How do you calculate \[{\tan ^{ - 1}}\left( {\dfrac{{\sqrt 3 }}{3}} \right)\]?

Answer 1

Hint: In the given question, we have been given a trigonometric function. This trigonometric function is raised to some negative power. Also, this trigonometric function has a constant as its argument. We just need to know what this negative power means. Any trigonometric function raised to this negative power means that it is the inverse of that trigonometric function. So, we have to find the inverse of the given trigonometric function. By finding the inverse it means that we have to find the angle which when put into the given trigonometric function, yields the same value as is given in the inverse of the trigonometric function.

Complete step by step answer:
The given trigonometric function is \[{\tan ^{ - 1}}\left( {\dfrac{{\sqrt 3 }}{3}} \right)\]. When a trigonometric function is raised to a negative power, it means that we have to find the inverse of the given trigonometric function. By finding the inverse it means that we have to calculate the angle which gives the value which is inside the given inverse of the trigonometric function.
First, we are going to simplify the argument of the function.
\[\dfrac{{\sqrt 3 }}{3} = \dfrac{{\sqrt 3 }}{{\sqrt 3 \times \sqrt 3 }} = \dfrac{1}{{\sqrt 3 }}\]
So, we have to evaluate \[{\tan ^{ - 1}}\left( {\dfrac{1}{{\sqrt 3 }}} \right)\].
And, we know, \[\tan \left( {\dfrac{\pi }{6}} \right) = \dfrac{1}{{\sqrt 3 }}\]
So, \[{\tan ^{ - 1}}\left( {\dfrac{1}{{\sqrt 3 }}} \right) = \dfrac{\pi }{6}\]

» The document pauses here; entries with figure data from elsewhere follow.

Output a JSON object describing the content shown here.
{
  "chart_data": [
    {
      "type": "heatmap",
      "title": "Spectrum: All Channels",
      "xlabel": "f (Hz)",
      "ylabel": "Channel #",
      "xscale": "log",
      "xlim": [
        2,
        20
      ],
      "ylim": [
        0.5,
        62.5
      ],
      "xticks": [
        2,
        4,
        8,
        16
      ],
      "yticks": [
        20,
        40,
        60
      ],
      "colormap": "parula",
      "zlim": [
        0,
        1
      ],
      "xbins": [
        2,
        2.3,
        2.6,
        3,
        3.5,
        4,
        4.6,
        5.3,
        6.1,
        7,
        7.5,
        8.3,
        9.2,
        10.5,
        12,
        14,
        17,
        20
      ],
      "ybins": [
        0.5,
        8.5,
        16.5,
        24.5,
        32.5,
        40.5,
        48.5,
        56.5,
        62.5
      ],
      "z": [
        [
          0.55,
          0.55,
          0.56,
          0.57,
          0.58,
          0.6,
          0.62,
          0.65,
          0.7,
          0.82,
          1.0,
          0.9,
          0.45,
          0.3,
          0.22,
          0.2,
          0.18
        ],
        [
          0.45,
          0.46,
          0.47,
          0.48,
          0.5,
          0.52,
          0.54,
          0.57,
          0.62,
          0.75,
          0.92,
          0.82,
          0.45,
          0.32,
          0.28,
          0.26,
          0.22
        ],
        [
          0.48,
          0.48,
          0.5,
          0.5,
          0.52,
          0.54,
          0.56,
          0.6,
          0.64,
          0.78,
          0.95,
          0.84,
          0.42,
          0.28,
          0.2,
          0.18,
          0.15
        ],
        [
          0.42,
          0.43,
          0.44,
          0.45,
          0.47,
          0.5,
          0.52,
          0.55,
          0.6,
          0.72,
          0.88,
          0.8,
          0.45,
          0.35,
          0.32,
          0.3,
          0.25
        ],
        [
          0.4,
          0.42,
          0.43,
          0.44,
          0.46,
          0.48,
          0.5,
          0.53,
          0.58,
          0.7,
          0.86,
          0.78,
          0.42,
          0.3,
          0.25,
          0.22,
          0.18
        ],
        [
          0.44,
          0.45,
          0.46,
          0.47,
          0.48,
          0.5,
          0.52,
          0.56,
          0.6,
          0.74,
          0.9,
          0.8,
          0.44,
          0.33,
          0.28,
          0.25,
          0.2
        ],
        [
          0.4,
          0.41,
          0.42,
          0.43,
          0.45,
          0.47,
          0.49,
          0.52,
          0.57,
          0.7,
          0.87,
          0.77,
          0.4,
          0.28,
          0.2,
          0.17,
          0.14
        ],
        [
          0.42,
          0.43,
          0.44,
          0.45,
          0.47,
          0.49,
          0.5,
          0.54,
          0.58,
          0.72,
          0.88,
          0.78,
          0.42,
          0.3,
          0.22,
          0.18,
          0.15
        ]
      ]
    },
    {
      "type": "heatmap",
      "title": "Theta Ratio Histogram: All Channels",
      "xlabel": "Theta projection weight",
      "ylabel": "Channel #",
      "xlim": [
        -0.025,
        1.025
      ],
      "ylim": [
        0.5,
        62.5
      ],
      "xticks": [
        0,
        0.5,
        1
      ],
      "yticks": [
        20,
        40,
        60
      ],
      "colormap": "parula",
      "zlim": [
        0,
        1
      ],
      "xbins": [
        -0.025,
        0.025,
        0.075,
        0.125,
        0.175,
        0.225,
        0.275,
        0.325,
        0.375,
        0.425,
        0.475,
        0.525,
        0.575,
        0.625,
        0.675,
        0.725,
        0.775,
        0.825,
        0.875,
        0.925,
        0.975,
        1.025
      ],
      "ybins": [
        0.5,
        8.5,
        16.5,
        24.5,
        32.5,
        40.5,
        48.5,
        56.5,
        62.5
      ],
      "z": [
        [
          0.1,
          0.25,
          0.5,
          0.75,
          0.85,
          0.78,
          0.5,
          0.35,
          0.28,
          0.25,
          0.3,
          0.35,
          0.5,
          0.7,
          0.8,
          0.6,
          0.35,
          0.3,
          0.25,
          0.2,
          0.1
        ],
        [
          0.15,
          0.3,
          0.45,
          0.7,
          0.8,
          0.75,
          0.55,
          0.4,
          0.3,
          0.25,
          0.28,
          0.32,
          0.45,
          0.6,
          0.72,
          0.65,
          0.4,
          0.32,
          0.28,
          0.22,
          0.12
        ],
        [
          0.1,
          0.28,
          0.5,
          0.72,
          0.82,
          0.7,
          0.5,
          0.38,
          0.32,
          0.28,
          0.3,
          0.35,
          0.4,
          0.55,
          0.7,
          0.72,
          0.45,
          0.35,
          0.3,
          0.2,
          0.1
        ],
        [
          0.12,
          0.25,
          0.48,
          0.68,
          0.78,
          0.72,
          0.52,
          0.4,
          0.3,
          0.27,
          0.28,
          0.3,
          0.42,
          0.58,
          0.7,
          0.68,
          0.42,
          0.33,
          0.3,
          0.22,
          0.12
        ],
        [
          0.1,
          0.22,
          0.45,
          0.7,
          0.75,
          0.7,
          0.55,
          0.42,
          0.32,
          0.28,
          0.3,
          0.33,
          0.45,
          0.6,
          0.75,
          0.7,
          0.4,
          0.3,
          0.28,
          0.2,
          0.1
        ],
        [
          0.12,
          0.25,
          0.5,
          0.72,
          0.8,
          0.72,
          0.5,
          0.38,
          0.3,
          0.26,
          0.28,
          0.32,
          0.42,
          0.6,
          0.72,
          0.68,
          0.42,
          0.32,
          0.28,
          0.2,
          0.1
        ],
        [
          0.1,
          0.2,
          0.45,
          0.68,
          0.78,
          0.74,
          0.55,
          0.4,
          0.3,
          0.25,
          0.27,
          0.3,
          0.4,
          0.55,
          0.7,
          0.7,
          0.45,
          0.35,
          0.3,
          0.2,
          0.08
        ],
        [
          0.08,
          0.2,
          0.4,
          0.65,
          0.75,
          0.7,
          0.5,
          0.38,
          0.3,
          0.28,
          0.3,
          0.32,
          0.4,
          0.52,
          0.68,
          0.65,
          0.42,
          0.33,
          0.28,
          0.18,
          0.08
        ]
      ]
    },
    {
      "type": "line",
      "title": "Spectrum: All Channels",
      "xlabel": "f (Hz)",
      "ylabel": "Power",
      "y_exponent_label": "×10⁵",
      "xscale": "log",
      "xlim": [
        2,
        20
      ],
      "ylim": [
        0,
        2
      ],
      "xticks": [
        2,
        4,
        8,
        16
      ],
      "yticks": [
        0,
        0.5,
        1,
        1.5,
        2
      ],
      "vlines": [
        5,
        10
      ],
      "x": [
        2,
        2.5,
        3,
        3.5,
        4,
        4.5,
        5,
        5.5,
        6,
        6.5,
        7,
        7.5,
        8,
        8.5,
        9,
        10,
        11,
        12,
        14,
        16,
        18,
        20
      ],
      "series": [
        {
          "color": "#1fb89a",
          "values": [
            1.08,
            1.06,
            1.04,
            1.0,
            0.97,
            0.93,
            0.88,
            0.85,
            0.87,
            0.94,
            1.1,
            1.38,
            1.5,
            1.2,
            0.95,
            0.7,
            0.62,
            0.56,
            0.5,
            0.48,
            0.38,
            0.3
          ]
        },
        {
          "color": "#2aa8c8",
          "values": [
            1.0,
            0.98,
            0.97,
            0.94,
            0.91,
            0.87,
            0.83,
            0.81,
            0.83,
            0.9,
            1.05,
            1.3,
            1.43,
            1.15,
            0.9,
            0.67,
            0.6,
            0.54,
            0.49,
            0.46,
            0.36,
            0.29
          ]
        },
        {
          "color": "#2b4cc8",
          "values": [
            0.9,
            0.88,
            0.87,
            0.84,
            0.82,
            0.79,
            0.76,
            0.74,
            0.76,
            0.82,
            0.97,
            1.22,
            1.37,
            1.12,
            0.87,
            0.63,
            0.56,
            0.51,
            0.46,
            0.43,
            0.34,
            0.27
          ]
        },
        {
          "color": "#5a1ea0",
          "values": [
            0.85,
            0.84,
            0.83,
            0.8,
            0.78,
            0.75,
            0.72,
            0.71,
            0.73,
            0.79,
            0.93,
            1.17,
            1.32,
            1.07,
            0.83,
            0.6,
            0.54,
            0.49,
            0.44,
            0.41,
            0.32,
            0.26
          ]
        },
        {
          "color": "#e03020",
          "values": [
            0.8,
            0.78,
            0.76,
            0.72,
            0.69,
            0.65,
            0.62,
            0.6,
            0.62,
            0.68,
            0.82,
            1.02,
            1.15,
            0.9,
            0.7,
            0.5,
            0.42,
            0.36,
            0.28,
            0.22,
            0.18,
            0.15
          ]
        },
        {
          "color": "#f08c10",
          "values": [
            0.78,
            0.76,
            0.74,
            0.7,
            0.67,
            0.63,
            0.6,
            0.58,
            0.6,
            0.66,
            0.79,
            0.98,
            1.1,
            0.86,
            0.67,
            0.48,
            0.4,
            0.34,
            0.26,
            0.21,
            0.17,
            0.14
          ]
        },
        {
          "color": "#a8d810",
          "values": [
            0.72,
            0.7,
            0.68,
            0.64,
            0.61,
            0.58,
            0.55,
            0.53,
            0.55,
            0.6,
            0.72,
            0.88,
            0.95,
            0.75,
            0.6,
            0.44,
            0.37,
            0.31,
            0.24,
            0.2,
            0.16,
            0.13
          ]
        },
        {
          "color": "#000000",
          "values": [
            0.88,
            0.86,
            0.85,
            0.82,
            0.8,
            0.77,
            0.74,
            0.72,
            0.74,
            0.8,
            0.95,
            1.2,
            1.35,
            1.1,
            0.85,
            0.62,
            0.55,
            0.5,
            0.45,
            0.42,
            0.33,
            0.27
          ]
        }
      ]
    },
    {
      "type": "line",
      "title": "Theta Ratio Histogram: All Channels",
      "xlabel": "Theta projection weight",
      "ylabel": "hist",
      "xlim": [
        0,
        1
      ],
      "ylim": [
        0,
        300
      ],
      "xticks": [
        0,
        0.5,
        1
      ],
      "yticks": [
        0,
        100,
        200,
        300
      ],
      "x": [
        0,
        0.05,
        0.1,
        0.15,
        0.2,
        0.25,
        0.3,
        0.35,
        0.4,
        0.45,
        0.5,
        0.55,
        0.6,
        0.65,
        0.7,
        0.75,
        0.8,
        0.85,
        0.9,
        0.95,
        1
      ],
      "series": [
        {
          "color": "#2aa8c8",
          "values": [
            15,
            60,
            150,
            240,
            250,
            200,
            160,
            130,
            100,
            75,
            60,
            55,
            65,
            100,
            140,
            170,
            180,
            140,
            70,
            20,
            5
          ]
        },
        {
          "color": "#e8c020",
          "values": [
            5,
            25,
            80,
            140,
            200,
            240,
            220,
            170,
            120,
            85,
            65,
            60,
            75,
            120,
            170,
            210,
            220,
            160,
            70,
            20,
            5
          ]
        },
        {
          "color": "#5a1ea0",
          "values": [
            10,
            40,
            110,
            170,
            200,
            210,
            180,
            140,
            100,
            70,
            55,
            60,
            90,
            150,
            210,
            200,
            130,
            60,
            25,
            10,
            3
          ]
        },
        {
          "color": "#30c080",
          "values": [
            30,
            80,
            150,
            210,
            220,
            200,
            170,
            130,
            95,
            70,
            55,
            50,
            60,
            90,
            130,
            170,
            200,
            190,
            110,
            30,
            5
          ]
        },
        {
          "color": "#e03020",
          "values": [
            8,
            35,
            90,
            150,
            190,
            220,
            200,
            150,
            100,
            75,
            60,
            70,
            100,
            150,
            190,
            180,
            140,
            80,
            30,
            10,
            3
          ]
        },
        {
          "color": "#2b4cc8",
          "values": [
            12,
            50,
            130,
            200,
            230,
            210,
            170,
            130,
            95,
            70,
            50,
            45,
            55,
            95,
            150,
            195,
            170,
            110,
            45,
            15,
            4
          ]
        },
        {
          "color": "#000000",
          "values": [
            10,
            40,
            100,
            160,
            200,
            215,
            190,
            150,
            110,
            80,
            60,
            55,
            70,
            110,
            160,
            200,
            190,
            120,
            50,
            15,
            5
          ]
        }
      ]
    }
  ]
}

Hence, the value of the given trigonometric function is \[\dfrac{\pi }{6}\].

Note:
So, for solving questions of such type, we first write what has been given to us. Then we write down what we have to find. In the given question, we just needed to know what the negative sign over the given trigonometric function means. Then we just used the concept that we got (which is inverse of a function) and we simply just found the answer to the question.